Tuesday, May 16, 2017

Second time’s the charm, almost…

Temp in the 40s, W wind 10-25 mph, overcast, sporadic rain.

The feeders have still not attracted much, although a few Gray-crowned Rosy-Finches have found a few of them. We added a lot of common — and one not-so-common — Adak migrants today, raising our trip list to 52.

There was nothing unusual at Sweeper Cove or Sweeper Creek. We tried for the Eye-browed Thrush again, but no luck. The Tufted Duck count at the Airport Ponds is up to 3. A quick run around Contractors’ Camp Marsh yielded our first Red-necked Phalarope for the trip.

We spent all morning around town and nearby, checking a lot of places. We planned to go up to Contractor’s Camp Marsh after lunch with Stefan’s group and the guys from Anchorage. It s always better to do such a large area with extra eyes and ears.

We met up with them and while Barb stayed back at the truck, I walked out with the others. At the edge where the drier section met the wetter section, one of the guys spotted the Yellow Wagtails in the marsh. Of course, they disappeared into thicker vegetation before I could catch up to them! However, they soon took flight, and both Barb and I got views of them in the air. They circled around and returned to the same area, but disappeared again as quickly as before. They flew two more times, but Barb and I never got up-close-and-personal views. But, it was good enough for now. No photos…

I plan to try again in the next few days when the wind subsides a bit.

While we were there, we also had a number of Wilson’s and Common snipe, and four Pacific Golden-Plovers.

Pacific Golden-Plovers, Contractors’ Camp Marsh, May 16, 2017.

We headed up to Clam Lagoon and played leap-frog with Stefan. He got to the Blue Building Feeder before us and found the Eye-browed Thrush there. Of course, it flew away before we got there! So another miss.

Along the northern shore of Clam Lagoon, a gray Gyrfalcon flew by us headed for Stefan. We called him and his group also saw it.

At the northeastern corner, there was a feeding frenzy going on.

Glaucous-winged Gull feeding frenzy, Clam Lagoon, May 16, 2017.

We saw the usual suspects along the Seawall and east side of Clam Lagoon.

We had one Bar-tailed Godwit at Clam Lagoon and saw 16 others down on Landing Lights Beach.

It was getting late, so we headed back to town. By the way, we have been running into several flocks of Bramblings up and down Bayshore Drive, as far north as Contactors’ Camp Marsh. However, they have been very flighty and haven’t hung around for photo-ops.
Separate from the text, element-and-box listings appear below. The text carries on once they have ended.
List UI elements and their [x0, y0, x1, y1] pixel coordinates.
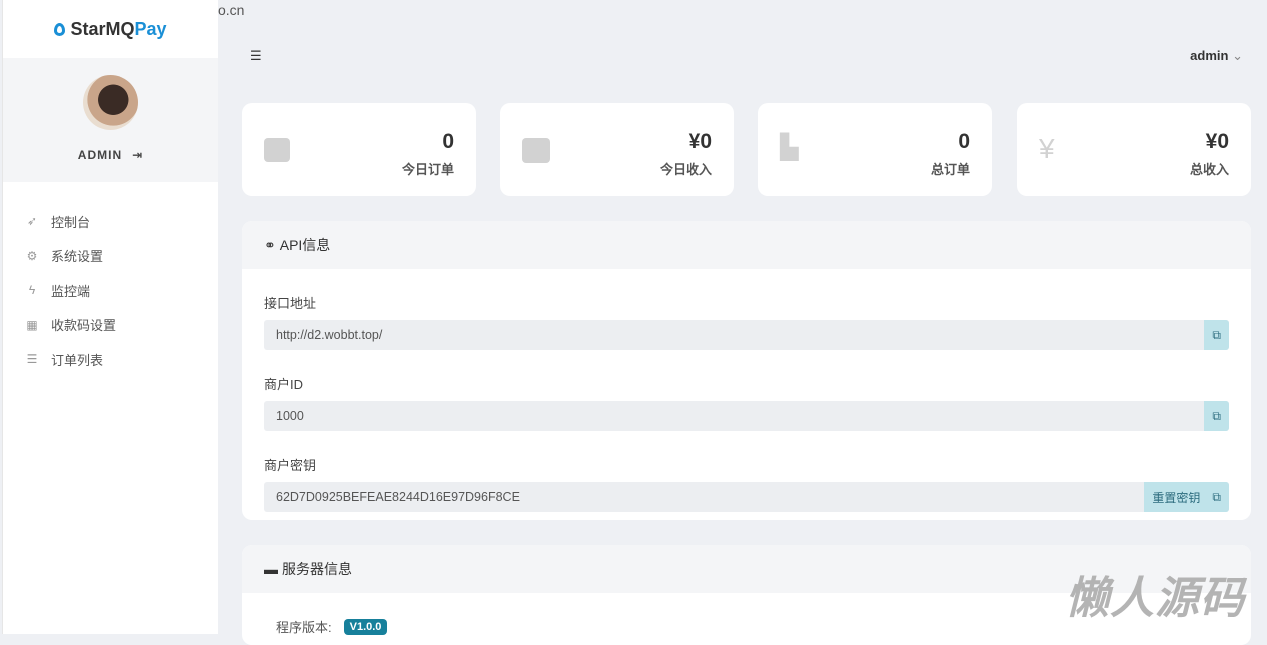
field-value: 62D7D0925BEFEAE8244D16E97D96F8CE	[276, 490, 520, 504]
panel-title: API信息	[279, 237, 331, 253]
watermark: 懒人源码	[1065, 574, 1245, 623]
bag-icon	[264, 138, 290, 162]
server-icon: ▬	[264, 561, 278, 577]
stat-value: ¥0	[688, 130, 712, 153]
bolt-icon: ϟ	[28, 283, 36, 298]
stat-card-today-income: ¥0 今日收入	[500, 103, 734, 196]
link-icon: ⚭	[264, 236, 276, 253]
stat-value: ¥0	[1205, 130, 1229, 153]
brand-part2: Pay	[134, 18, 167, 39]
logout-icon[interactable]: ⇥	[132, 148, 143, 162]
copy-icon: ⧉	[1212, 327, 1221, 342]
sidebar-item-dashboard[interactable]: ➶ 控制台	[3, 204, 218, 239]
stat-label: 今日订单	[401, 162, 454, 177]
sidebar-item-qrcode[interactable]: ▦ 收款码设置	[3, 308, 218, 343]
nav-label: 系统设置	[51, 249, 104, 265]
nav-label: 订单列表	[51, 352, 104, 368]
menu-toggle-icon[interactable]: ☰	[250, 48, 262, 64]
stat-value: 0	[442, 130, 454, 153]
yen-icon: ¥	[1039, 133, 1055, 164]
nav-label: 监控端	[51, 283, 91, 299]
brand-logo[interactable]: StarMQ Pay	[3, 0, 218, 58]
copy-button[interactable]: ⧉	[1204, 401, 1229, 431]
version-label: 程序版本:	[276, 620, 332, 635]
stat-card-today-orders: 0 今日订单	[242, 103, 476, 196]
copy-button[interactable]: ⧉	[1204, 320, 1229, 350]
copy-icon: ⧉	[1212, 408, 1221, 423]
profile: ADMIN ⇥	[3, 58, 218, 182]
sidebar-item-settings[interactable]: ⚙ 系统设置	[3, 239, 218, 274]
sidebar-item-monitor[interactable]: ϟ 监控端	[3, 273, 218, 308]
merchant-key-field[interactable]: 62D7D0925BEFEAE8244D16E97D96F8CE 重置密钥 ⧉	[264, 482, 1229, 512]
user-menu-label: admin	[1190, 48, 1229, 63]
stat-label: 总订单	[930, 162, 970, 177]
api-info-panel: ⚭ API信息 接口地址 http://d2.wobbt.top/ ⧉ 商户ID 1…	[242, 221, 1251, 520]
version-badge: V1.0.0	[343, 618, 388, 635]
nav-label: 控制台	[51, 214, 91, 230]
stat-label: 今日收入	[659, 162, 712, 177]
copy-icon[interactable]: ⧉	[1212, 490, 1221, 505]
stat-label: 总收入	[1189, 162, 1229, 177]
field-label: 接口地址	[264, 296, 317, 311]
topbar: ☰ admin ⌄	[250, 48, 1243, 64]
flame-icon	[54, 22, 66, 36]
panel-title: 服务器信息	[282, 561, 352, 577]
nav-label: 收款码设置	[51, 318, 117, 334]
stat-value: 0	[958, 130, 970, 153]
sidebar-nav: ➶ 控制台 ⚙ 系统设置 ϟ 监控端 ▦ 收款码设置 ☰ 订单列表	[3, 204, 218, 377]
reset-key-label: 重置密钥	[1152, 490, 1201, 505]
qrcode-icon: ▦	[26, 317, 38, 332]
chart-icon: ▙	[780, 134, 799, 161]
chevron-down-icon: ⌄	[1232, 48, 1243, 63]
list-icon: ☰	[26, 352, 38, 367]
merchant-id-field[interactable]: 1000 ⧉	[264, 401, 1229, 431]
avatar	[83, 75, 138, 130]
sidebar-item-orders[interactable]: ☰ 订单列表	[3, 342, 218, 377]
stat-card-total-income: ¥ ¥0 总收入	[1017, 103, 1251, 196]
stat-card-total-orders: ▙ 0 总订单	[758, 103, 992, 196]
reset-key-button[interactable]: 重置密钥 ⧉	[1144, 482, 1229, 512]
field-value: 1000	[276, 409, 304, 423]
username: ADMIN	[77, 148, 123, 162]
rocket-icon: ➶	[26, 214, 38, 229]
field-value: http://d2.wobbt.top/	[276, 328, 383, 342]
sidebar: StarMQ Pay ADMIN ⇥ ➶ 控制台 ⚙ 系统设置 ϟ 监控端 ▦ 收款码设置 …	[2, 0, 218, 634]
field-label: 商户ID	[264, 377, 304, 392]
gear-icon: ⚙	[26, 248, 38, 263]
api-url-field[interactable]: http://d2.wobbt.top/ ⧉	[264, 320, 1229, 350]
url-fragment: o.cn	[218, 2, 245, 18]
field-label: 商户密钥	[264, 458, 317, 473]
user-menu[interactable]: admin ⌄	[1190, 48, 1243, 64]
wallet-icon	[522, 138, 550, 163]
brand-part1: StarMQ	[70, 18, 135, 39]
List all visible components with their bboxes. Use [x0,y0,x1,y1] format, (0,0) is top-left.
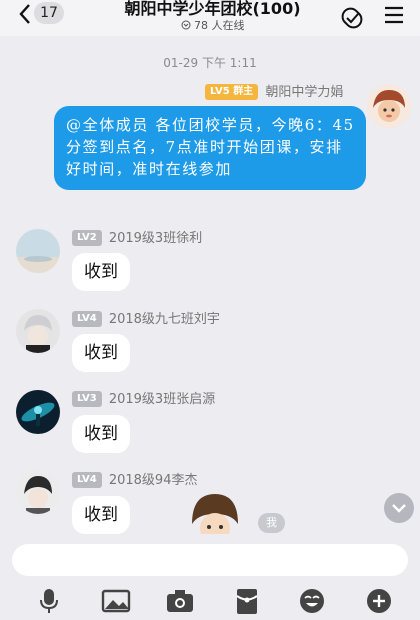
sender-info: LV3 2019级3班张启源 [72,391,215,408]
sticker-image[interactable] [186,490,244,534]
message-input[interactable] [12,544,408,576]
message-bubble[interactable]: 收到 [72,334,130,372]
sender-name: 2018级94李杰 [108,472,198,488]
me-label: 我 [258,513,285,533]
input-bar [0,534,420,620]
avatar[interactable] [16,470,60,514]
level-badge: LV2 [72,230,102,246]
sender-info: LV4 2018级94李杰 [72,472,197,489]
mic-icon[interactable] [34,586,64,616]
sender-name: 朝阳中学力娟 [265,84,344,100]
online-count: 78 人在线 [194,19,245,32]
sender-info: LV2 2019级3班徐利 [72,230,202,247]
message-bubble[interactable]: 收到 [72,253,130,291]
red-packet-icon[interactable] [232,586,262,616]
avatar[interactable] [16,229,60,273]
chevron-down-circle-icon [181,20,190,30]
avatar[interactable] [16,390,60,434]
level-badge: LV3 [72,391,102,407]
group-title[interactable]: 朝阳中学少年团校(100) [100,0,325,18]
sender-name: 2019级3班张启源 [108,391,216,407]
group-call-icon[interactable] [338,4,366,36]
emoji-icon[interactable] [297,586,327,616]
message-bubble[interactable]: @全体成员 各位团校学员，今晚6：45分签到点名，7点准时开始团课，安排好时间，… [54,106,366,190]
message-bubble[interactable]: 收到 [72,415,130,453]
sender-name: 2019级3班徐利 [108,230,203,246]
sender-info: LV5 群主 朝阳中学力娟 [205,84,343,101]
back-arrow-icon[interactable] [18,3,32,29]
chevron-down-icon [392,504,406,513]
image-icon[interactable] [101,586,131,616]
message-timestamp: 01-29 下午 1:11 [163,56,257,70]
camera-icon[interactable] [165,586,195,616]
avatar[interactable] [367,84,411,128]
chat-header: 17 朝阳中学少年团校(100) 78 人在线 [0,0,420,36]
menu-icon[interactable] [383,4,405,30]
avatar[interactable] [16,309,60,353]
level-badge: LV4 [72,472,102,488]
level-badge: LV5 群主 [205,84,259,100]
scroll-down-button[interactable] [384,493,414,523]
sender-name: 2018级九七班刘宇 [108,311,220,327]
online-status: 78 人在线 [100,17,325,33]
sender-info: LV4 2018级九七班刘宇 [72,311,220,328]
unread-count-badge[interactable]: 17 [34,2,64,24]
level-badge: LV4 [72,311,102,327]
message-bubble[interactable]: 收到 [72,496,130,534]
plus-icon[interactable] [364,586,394,616]
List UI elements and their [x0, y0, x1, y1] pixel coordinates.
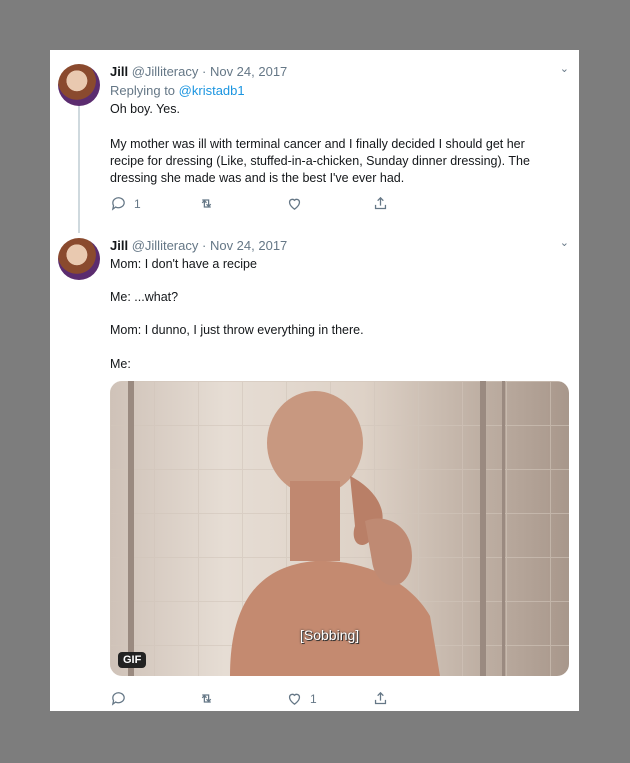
- separator: ·: [201, 64, 207, 79]
- share-icon: [374, 691, 387, 705]
- gif-media[interactable]: [Sobbing] GIF: [110, 381, 569, 676]
- gif-caption: [Sobbing]: [300, 627, 360, 643]
- tweet-1: Jill @Jilliteracy · Nov 24, 2017 ⌄ Reply…: [50, 50, 579, 233]
- tweet-text-line: Oh boy. Yes.: [110, 102, 180, 116]
- retweet-button[interactable]: [198, 195, 215, 212]
- reply-icon: [111, 197, 125, 211]
- tweet-date[interactable]: Nov 24, 2017: [210, 64, 287, 79]
- like-button[interactable]: [286, 195, 310, 212]
- tweet-actions: 1: [110, 195, 410, 215]
- tweet-text-line: My mother was ill with terminal cancer a…: [110, 137, 525, 151]
- chevron-down-icon[interactable]: ⌄: [560, 62, 569, 75]
- tweet-text-line: recipe for dressing (Like, stuffed-in-a-…: [110, 154, 530, 168]
- chevron-down-icon[interactable]: ⌄: [560, 236, 569, 249]
- avatar[interactable]: [58, 64, 100, 106]
- tweet-card: Jill @Jilliteracy · Nov 24, 2017 ⌄ Reply…: [50, 50, 579, 711]
- avatar[interactable]: [58, 238, 100, 280]
- replying-to: Replying to @kristadb1: [110, 82, 245, 99]
- tweet-text-line: dressing she made was and is the best I'…: [110, 171, 405, 185]
- gif-badge: GIF: [118, 652, 147, 668]
- separator: ·: [201, 238, 207, 253]
- share-button[interactable]: [372, 690, 389, 707]
- tweet-date[interactable]: Nov 24, 2017: [210, 238, 287, 253]
- thread-line: [78, 106, 80, 233]
- tweet-text-line: Me:: [110, 357, 131, 371]
- display-name[interactable]: Jill: [110, 64, 128, 79]
- display-name[interactable]: Jill: [110, 238, 128, 253]
- retweet-icon: [201, 694, 212, 703]
- like-icon: [288, 693, 301, 705]
- tweet-header: Jill @Jilliteracy · Nov 24, 2017: [110, 64, 287, 79]
- reply-count: 1: [134, 196, 141, 211]
- retweet-button[interactable]: [198, 690, 215, 707]
- retweet-icon: [201, 199, 212, 208]
- share-icon: [374, 196, 387, 210]
- share-button[interactable]: [372, 195, 389, 212]
- handle[interactable]: @Jilliteracy: [132, 238, 199, 253]
- reply-button[interactable]: 1: [110, 195, 141, 212]
- like-icon: [288, 198, 301, 210]
- tweet-text-line: Mom: I don't have a recipe: [110, 257, 257, 271]
- tweet-actions: 1: [110, 690, 410, 710]
- like-button[interactable]: 1: [286, 690, 317, 707]
- reply-button[interactable]: [110, 690, 134, 707]
- handle[interactable]: @Jilliteracy: [132, 64, 199, 79]
- tweet-header: Jill @Jilliteracy · Nov 24, 2017: [110, 238, 287, 253]
- tweet-text-line: Me: ...what?: [110, 290, 179, 304]
- tweet-text-line: Mom: I dunno, I just throw everything in…: [110, 323, 364, 337]
- reply-prefix: Replying to: [110, 83, 176, 98]
- like-count: 1: [310, 691, 317, 706]
- reply-icon: [111, 692, 125, 706]
- reply-to-link[interactable]: @kristadb1: [179, 83, 245, 98]
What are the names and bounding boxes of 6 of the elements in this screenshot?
We checked the Seal drive feeder — nothing — and as we drove out of that area, Barb drove up one of the nearby loops that has a spruce tree at one of the abandoned houses. We didn’t see anything there, but as we rounded the bend, a flock of Bramblings flew out. This time however — maybe it was the pouring rain — they were a little more cooperative.

Bramblings, Adak, May 16, 2017.

11 of the 30+ Bramblings, Adak, May 16, 2017.

Bramblings, Adak, May 16, 2017.

Brambling bathing (in the rain no less!), Adak, May 16, 2017.

See? We weren’t making this up!

In addition to the 52 species we have seen so far, the other groups have also had Eye-browed Thrush, Peregrine Falcon, Common Redpoll, Black Oystercatcher, and maybe a few others.

The winds are supposed to switch back to a more northerly direction the next few days. Not the best scenario.